While Detroit has gone through a period of depression, the city is experiencing a renaissance. Detroit has undergone many renovations and is actively bringing in new businesses. The city is making a comeback as a tourist destination and LCI is excited to bring our attendees to Detroit. There is so much new construction and updates in the downtown area that makes it an interesting spot for designers and builders. Dan encourages attendees to consider adding a Gemba tour to your ticket to see some of the amazing tours which will be on the schedule this year. Information on Gemba tours is to be determined but there are so many great options on the horizon.
Dan says 25 years is kind of amazing. It’s interesting to think how the event has grown in 25 years. Since Congress started the events audience has become more diverse, by both adding additional market segments and diversity of attendees to include more people of color and women. The increase in the number of women at Congress in even just the past 10 years is incredible. He says that because there are more women and people of color, the event is a better reflection of the industry as a whole.
Over the past 25 years, LCI as an organization has become more well known within the Design and Construction industry. When LCI started in 1997, Lean was thought of more like a club of people. Over the past two decades plus it has expanded beyond just a select few people who buy in to entire organizations that are investing in Lean. We are seeing increases in the numbers of people working as Lean champions and coaches, with some organizations creating entire departments that focus on Lean and continuous improvement to move the discipline forward within individual organizations. We are proud to continue to support the transformation of the industry, especially through the annual Congress event.
Something that has struck Dan over the years is that every Congress has different features to it. The Congress has evolved and improved over the years, a testament to Lean thinking in itself. In the early years, it was solely a plenary-style conference where presenters addressed the entire audience, and this was the format throughout program. In the past ten years LCI has invested in additional staff to help plan and improve the event, in the spirit of continuous improvement. This includes a staff annual retrospective where we internally review the plus delta feedback from participants. Our volunteer teams have grown as well, from the 15+ person Congress planning team, to 20+ person abstract review team to 40+ Congress champions who help the breakout presentation teams prepare for Congress.

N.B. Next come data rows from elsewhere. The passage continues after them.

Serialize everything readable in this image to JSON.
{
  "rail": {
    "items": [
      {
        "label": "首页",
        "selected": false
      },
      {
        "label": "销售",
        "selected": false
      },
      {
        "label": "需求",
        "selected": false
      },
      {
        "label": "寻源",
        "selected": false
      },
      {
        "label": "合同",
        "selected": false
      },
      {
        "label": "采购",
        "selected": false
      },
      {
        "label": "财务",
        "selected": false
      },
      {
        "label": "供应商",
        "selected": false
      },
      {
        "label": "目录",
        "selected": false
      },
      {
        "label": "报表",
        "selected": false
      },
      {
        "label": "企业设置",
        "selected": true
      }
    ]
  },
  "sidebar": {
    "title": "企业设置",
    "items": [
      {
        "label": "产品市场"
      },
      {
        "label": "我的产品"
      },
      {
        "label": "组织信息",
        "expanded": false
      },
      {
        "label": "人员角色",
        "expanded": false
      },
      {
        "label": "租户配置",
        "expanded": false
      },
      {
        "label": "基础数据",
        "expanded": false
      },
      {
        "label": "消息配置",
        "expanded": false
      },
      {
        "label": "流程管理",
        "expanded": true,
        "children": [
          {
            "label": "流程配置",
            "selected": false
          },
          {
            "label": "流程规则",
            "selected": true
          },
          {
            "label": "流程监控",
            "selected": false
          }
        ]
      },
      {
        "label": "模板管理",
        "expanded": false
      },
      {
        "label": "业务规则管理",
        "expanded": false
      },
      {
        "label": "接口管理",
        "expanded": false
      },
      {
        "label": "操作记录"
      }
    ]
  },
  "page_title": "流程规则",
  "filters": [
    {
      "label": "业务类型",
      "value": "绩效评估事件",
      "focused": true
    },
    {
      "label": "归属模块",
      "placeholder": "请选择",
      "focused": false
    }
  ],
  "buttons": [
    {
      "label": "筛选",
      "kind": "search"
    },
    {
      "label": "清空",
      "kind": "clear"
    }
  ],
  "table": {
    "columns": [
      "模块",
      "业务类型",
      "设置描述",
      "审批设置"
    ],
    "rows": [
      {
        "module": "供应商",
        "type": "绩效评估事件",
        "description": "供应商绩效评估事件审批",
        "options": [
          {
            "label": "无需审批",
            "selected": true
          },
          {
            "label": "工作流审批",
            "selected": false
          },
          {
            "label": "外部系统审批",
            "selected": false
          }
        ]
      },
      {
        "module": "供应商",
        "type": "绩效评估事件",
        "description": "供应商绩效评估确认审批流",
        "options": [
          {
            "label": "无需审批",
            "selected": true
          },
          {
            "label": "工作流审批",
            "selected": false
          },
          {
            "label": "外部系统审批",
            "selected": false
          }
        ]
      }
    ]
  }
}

Another big change in recent years is learning course offerings, which gives people the opportunity to earn continuing education credits and really immerse themselves in a particular topic in Lean. In recent years we have put together an incredible exhibit hall that has lots of cool technology which can help enhance Lean processes. A worthwhile thing to check out during Congress week.
General session presentations mirror what the original Congress event was like, in that all attendees are gathered in a big hall with one speaker. Each year the Congress planning committee selects 2 keynote speakers. These keynotes speak on a variety of topics related to Lean design and construction. Because Congress has grown so much in recent years, general sessions are no longer adequate to provide all attendees with a tailored experience based on their unique needs and interests. This is why there are now breakout presentations running concurrently where attendees have the option to make selections based on their interests. Breakout presentations are selected through a rigorous abstract review process that takes place in the early part of the year. This rigorous process ensures that Congress has the best information and stories available to bring to event attendees, with the content led by industry professionals.
We added live labs in 2019 which are geared toward trade contractors. These are typically more interactive sessions that have a visual component or tool to show during the presentation. More recently, we have sought to include presentations that are catered to the manufacturing ecosystem. Manufacturing and prefabrication are very much part of capital construction projects because they can save time and test modules and materials before sending them to the site.
Back in 1997 nobody could have envisioned what Congress could become, but we are proud to keep improving the event to meet the evolving needs of the industry.